第88話

携帯電話は――、雅也はいなくなってしまった。


壊しても、捨てても、ゲージはゼロへのカウントダウンをやめない。


だとすれば確実に刻まれる死のリミットは、もう目の前まで来ている。


「これですっきりした。さ、行こう」


由香は抱えていた不安を池へと解き放った。


久しぶりに見せた明るい笑顔に、視線を合わすことができない。


こうしている間にも、ラブゲージはゼロに近づいている……。


もしかしたら、数分後にその瞬間がやってくるかもわからない。


里美は気が気ではなかった。


再び車に乗り込み、来た道を戻る。


先ほどよりも陽は低くく、赤味を増しているようだった。


里美は由香に見えないように、カバンの中で携帯電話を操作する。


自分の携帯彼氏マサトシにメールをするためだ。


【携帯電話が壊れたら、その間のラブゲージはどうなるの?】


折り返しすぐにマサトシからの返信が届く。


エンジン音と、カーステレオから流れる音楽によって、メール受信を告げる音は、由香の耳には届いていない。

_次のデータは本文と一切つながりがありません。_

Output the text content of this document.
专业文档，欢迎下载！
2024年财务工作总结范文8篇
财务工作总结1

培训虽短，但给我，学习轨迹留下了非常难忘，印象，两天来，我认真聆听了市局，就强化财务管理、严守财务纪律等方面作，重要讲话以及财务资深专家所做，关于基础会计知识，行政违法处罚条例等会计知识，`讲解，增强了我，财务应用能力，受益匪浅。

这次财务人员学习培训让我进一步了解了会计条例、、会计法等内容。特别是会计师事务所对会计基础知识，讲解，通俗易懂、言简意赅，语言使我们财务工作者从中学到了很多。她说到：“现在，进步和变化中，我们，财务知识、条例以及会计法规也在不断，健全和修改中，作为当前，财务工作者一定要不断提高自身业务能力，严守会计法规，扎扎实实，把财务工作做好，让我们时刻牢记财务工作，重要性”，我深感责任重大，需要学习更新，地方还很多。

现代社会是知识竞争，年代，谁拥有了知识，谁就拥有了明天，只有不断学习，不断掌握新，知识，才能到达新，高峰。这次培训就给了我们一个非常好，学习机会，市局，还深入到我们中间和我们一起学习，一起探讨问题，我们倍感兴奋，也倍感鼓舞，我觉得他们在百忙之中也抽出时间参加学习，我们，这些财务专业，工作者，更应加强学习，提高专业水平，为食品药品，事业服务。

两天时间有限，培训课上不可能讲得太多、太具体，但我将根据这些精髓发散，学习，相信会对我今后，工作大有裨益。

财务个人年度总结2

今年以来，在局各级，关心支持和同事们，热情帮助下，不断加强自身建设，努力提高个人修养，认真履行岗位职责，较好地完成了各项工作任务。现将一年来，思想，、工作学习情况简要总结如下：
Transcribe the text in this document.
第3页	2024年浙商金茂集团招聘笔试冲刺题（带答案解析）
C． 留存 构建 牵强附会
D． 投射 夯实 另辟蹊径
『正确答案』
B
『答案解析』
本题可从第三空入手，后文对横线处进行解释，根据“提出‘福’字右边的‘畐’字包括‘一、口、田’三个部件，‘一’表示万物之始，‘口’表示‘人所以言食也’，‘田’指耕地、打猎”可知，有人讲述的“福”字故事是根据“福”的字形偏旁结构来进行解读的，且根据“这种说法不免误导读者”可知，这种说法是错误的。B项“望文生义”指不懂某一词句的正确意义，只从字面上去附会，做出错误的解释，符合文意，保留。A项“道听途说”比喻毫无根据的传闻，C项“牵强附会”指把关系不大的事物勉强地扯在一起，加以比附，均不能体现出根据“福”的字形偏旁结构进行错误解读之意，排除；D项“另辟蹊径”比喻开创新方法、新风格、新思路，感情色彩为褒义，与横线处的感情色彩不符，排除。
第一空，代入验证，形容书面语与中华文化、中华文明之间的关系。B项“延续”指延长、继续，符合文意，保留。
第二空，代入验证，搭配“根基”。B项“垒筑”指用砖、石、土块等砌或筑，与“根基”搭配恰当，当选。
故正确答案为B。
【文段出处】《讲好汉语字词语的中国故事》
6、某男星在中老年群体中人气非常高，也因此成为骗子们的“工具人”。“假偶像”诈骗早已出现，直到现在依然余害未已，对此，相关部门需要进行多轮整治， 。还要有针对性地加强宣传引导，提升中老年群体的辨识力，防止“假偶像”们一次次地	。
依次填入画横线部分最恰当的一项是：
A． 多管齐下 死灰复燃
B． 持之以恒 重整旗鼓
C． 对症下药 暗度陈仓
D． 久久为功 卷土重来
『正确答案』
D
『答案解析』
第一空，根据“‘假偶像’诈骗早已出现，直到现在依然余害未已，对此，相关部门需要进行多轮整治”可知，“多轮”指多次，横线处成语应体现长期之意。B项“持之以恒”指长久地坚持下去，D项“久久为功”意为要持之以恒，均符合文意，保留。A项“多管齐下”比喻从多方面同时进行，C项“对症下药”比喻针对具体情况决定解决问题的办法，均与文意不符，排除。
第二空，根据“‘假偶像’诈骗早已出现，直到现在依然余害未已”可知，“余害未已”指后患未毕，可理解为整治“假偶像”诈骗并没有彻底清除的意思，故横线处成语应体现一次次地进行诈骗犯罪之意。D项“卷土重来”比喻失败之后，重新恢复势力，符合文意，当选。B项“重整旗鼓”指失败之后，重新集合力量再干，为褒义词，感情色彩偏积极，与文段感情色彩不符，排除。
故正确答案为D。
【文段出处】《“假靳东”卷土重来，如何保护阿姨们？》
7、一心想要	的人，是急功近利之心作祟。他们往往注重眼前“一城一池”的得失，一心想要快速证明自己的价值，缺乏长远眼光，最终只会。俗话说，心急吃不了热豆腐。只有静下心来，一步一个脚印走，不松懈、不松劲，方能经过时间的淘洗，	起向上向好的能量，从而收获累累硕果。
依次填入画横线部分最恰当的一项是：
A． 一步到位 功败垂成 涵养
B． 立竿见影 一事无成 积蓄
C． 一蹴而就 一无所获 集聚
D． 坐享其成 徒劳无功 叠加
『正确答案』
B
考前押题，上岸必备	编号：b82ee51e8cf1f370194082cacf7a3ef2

由香の横顔を窺いながら、マサトシからの返信を確認する。


【当然減るだろうね】


【それでゼロになっちゃったら?】


ボタンを押す手が震えた。


ゼロになったら――死ぬ。


もし、そう返事が帰って来たら……。


禁断の質問をしてしまったと思い、里美はひどく後悔した。


カバンの中で握りしめた携帯電話が、やけに重く感じた。


マサトシからの返事が来ない。


冷たい時間が流れていく。


時間の枠から、自分だけがはじき出されてしまったような感覚に襲われ、里美は眩暈がした。


由香を助けたい。


もう、友を失いたくない。


携帯電話が震えた。


――来た……。


里美は口の中にあふれ出た唾を思いきり飲み込むと、ゆっくり受信ボックスを開いた。